Mutational analysis of the conserved S-box in the psbH 5' UTR. (A) Mutagenesis of the psbH 5' UTR. The sequence of the psbB 5' UTR is shown at the top for comparison, and the sequence of the psbH 5' UTR below it, with the translation start codons in bold. The conserved ‘S-box’ is highlighted in bold and underlined. The sequences of the sRNAs are shown in lowercase above the respective sequences. The black arrows show the positions of the major 5'-ends (see Figure 2 and Supplementary Figure S3). The transformation vector (p41A) carries a selectable aadA spectinomycin resistance cassette inserted downstream of psbH (Materials and Methods). The Chlamydomonas host strain (ΔH) carries a substitution of the psbH gene and its 5' UTR to ensure that transformants carrying the aadA marker also bear the desired mutation. (B) Immunoblot analysis of PSII components.
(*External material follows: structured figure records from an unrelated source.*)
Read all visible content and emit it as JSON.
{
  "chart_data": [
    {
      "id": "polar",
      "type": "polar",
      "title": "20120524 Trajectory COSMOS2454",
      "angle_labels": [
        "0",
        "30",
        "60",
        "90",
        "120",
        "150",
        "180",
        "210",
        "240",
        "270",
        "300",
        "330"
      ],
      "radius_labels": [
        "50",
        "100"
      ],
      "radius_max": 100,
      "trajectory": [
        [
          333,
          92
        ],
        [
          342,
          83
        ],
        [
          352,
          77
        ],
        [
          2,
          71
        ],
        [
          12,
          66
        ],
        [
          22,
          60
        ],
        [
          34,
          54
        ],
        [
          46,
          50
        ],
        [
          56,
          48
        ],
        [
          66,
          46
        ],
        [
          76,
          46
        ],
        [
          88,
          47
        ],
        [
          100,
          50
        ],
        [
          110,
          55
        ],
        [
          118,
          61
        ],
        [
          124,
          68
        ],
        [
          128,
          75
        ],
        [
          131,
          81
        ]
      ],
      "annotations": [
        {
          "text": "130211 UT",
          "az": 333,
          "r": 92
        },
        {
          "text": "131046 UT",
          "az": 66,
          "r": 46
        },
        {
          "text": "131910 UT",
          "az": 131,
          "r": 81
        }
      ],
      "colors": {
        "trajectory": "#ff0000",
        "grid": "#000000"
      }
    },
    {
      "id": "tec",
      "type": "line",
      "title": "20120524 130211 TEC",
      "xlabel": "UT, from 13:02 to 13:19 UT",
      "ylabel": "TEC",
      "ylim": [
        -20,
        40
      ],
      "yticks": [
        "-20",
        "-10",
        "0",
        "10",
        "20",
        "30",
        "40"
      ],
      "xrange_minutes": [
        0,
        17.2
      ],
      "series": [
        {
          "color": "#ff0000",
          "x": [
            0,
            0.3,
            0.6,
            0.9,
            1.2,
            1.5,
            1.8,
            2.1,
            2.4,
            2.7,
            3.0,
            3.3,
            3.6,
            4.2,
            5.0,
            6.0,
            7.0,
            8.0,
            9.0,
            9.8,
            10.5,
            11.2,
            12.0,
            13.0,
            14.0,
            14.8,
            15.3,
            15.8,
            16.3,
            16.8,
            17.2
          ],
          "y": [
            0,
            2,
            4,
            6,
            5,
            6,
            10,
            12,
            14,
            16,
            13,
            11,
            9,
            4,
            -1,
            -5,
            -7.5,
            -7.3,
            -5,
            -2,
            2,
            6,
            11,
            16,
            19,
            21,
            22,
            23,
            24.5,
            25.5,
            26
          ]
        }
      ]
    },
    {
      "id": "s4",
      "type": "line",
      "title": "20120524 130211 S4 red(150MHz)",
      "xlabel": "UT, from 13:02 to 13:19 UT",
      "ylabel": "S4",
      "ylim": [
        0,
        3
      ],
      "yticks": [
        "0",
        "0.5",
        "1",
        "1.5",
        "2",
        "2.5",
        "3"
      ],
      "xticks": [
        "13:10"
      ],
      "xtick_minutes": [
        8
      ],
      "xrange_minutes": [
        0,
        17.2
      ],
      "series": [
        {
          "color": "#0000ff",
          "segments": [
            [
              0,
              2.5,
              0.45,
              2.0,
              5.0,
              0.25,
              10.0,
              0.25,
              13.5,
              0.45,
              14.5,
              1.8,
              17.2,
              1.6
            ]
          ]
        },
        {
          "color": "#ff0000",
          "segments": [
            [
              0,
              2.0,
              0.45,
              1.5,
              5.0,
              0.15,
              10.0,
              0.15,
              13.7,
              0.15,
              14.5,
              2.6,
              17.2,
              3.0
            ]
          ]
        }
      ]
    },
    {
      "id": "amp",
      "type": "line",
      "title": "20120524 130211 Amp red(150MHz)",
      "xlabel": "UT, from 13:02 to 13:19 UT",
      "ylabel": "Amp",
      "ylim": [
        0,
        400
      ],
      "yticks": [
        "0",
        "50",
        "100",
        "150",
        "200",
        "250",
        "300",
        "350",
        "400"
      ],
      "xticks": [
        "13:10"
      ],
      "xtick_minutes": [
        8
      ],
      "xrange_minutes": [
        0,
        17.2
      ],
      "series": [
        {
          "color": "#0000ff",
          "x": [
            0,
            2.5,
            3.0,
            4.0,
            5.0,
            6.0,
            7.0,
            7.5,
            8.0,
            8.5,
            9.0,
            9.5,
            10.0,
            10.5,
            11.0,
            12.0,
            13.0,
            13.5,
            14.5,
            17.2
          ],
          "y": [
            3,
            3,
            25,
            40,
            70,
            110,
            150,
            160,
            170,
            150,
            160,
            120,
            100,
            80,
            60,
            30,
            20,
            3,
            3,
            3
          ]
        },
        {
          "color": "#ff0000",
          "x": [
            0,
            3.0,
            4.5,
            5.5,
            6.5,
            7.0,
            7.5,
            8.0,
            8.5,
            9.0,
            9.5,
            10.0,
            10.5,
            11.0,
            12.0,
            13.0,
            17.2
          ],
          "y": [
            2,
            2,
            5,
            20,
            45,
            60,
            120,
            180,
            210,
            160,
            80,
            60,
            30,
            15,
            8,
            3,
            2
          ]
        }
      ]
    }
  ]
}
Total protein extracts were analyzed by sodium dodecyl sulphate-polyacrylamide gel electrophoresis and immunoblotting with the antibodies indicated on the left. From left to right, the samples are the WT, the mbb1-222E mutant (mbb1), the ΔH transformation host (ΔH), the psbB m26-31 mutant (m26-31), the transformation host rescued with a WT psbH vector (p41A) and the three mutants shown in (A). (C) RNA blot hybridization analysis of the psbB/T/H transcripts. Total RNA was analyzed by agarose gel electrophoresis and RNA blot hybridization using the psbH and psbB probes as indicated on the left. A probe for psaA was used as a control. (D) Mapping of the psbH transcripts. The schematic map shows the positions of the 5'-end at −54/−53 with a black arrow and of the 3' termini with white arrows [according to (30)]. The upstream probe (5') and coding sequence probe (cod) are depicted below the map as open bars. Total RNA from the WT and a representative mutant (ApaS) was analyzed by agarose gel electrophoresis and RNA blot hybridization using the probes indicated at the bottom of each panel.

Figure 5.

Electrophoretic mobility shift assay with Mbb1-HA immunoprecipitates. (A) Binding of Mbb1-HA to the 5' UTR of psbB. A radiolabeled probe corresponding to the mature psbB 5' UTR was incubated with increasing amounts of Mbb1-HA immunoprecipitate (0.1, 1, 2.5 and 4.5 µg) and resolved by native polyacrylamide gel electrophoresis. Bound (B) and unbound (U) probes are marked. A similar experiment was performed with increasing amounts of Sbp-HA (sedoheptulose 1,7 bisphophatase) as a negative control. (B) Competition of RNA binding with WT or mutant psbB 5' UTR. One microgram of Mbb1-HA protein extract was incubated with a radiolabeled probe corresponding to the WT psbB 5' UTR and an excess (10-, 50- or 100-fold) of an unlabeled competitor corresponding either to the m26-31 psbB 5' UTR (left) or the WT psbB 5' UTR (right). (C) Binding of Mbb1-HA to the 5' UTR of psbH. A radiolabeled probe corresponding to the mature psbH 5' UTR was incubated with increasing amounts of Mbb1-HA immunoprecipitate as in (A). (D) Competition of RNA binding with WT or mutant psbH 5' UTR. Competition was performed as in (B) with WT or mutant (ApaS) psbH 5' UTR unlabeled RNA.